In an asset sale the IP must be expressly identified and assigned (registered rights by number, plus unregistered rights). In a share sale the IP stays in the company, but due diligence must confirm the company owns and has recorded its rights – which is where employee and contractor gaps surface. Either way, ownership and recordal are central to the deal.

Can we move our group’s IP into a holding company?

Yes – groups commonly assign their IP into a single IP-holding entity (often in a free zone) to centralise ownership and manage tax. Each transfer is an assignment that must be documented and recorded right-by-right, and because it is a related-party transaction it must be made at arm’s length with transfer-pricing support.

Is there tax on assigning IP in the UAE?

A gain on the sale of IP is generally within the scope of corporate tax, and intra-group transfers must meet transfer-pricing requirements (with relief potentially available for qualifying group transfers). Where the assignee is a Qualifying Free Zone Person, income from patents and copyrighted software can be qualifying (0%) under the modified-nexus rules – but trademarks are excluded. Take corporate-tax advice on any significant transfer.

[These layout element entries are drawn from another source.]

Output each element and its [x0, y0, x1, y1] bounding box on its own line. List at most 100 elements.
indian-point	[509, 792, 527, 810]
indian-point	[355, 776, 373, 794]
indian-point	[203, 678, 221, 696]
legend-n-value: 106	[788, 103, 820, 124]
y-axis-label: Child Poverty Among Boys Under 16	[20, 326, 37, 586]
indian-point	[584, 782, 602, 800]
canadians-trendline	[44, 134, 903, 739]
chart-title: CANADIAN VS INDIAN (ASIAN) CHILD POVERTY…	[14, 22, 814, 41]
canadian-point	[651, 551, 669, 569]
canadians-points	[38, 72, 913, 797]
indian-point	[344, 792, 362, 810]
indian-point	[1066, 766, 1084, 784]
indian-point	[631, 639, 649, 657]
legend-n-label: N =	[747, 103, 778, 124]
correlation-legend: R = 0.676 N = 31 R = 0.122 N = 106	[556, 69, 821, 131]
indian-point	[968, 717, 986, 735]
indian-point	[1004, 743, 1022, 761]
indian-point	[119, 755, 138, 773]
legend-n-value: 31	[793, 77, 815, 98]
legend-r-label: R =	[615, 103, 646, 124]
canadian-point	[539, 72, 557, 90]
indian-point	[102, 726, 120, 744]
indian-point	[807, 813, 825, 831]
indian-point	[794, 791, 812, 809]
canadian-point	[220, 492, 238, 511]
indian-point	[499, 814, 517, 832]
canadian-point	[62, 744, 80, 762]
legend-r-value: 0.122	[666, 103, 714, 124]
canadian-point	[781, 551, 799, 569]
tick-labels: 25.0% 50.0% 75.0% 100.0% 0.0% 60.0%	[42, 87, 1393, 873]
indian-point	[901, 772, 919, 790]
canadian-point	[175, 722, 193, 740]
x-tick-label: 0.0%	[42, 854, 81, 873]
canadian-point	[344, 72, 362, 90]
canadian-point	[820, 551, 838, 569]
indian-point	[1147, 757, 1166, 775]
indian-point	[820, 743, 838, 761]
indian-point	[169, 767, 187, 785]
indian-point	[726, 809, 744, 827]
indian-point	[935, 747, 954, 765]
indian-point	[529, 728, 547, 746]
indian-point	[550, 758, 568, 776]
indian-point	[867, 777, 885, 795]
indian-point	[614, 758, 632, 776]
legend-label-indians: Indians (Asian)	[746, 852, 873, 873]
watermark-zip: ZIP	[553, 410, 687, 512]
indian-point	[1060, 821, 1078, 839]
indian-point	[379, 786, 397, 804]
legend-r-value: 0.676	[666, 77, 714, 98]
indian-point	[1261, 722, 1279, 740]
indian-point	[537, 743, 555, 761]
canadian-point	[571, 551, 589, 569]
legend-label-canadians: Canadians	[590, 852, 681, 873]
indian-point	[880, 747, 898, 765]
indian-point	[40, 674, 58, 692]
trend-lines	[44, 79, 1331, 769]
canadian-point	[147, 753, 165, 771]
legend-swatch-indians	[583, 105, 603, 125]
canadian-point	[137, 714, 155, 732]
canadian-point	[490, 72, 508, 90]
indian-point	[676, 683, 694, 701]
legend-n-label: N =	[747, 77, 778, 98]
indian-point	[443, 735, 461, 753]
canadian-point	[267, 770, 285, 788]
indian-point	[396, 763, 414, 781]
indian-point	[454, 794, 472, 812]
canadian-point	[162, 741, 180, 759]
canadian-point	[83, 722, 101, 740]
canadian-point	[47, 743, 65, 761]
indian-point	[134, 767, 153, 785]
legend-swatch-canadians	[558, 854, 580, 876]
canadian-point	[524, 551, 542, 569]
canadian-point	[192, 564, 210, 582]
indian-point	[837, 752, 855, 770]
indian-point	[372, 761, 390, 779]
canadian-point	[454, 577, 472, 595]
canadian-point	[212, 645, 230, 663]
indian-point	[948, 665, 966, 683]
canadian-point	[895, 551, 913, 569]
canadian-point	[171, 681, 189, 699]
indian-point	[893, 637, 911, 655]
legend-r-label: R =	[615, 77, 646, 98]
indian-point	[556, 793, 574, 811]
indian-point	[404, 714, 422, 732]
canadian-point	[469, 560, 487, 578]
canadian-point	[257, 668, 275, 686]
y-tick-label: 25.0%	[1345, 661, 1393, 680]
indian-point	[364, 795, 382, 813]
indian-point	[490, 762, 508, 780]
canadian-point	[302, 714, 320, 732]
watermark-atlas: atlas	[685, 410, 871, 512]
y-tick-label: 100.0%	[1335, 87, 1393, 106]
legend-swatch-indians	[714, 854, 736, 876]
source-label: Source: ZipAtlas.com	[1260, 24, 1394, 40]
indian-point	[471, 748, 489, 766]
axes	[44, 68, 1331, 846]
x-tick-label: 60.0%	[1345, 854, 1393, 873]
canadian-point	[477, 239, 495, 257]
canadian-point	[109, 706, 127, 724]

Why does the India–UAE dimension matter?

Most of the firm’s assignments are cross-border, so a single transaction often has to assign UAE and Indian rights together – each recorded under its own system, each with its own stamp duty, tax and exchange-control implications. The UAE and Indian positions have to be coordinated so the assignment is effective on both sides of the corridor.

Last reviewed: July 2026. This page provides general legal information, not legal advice on any specific matter.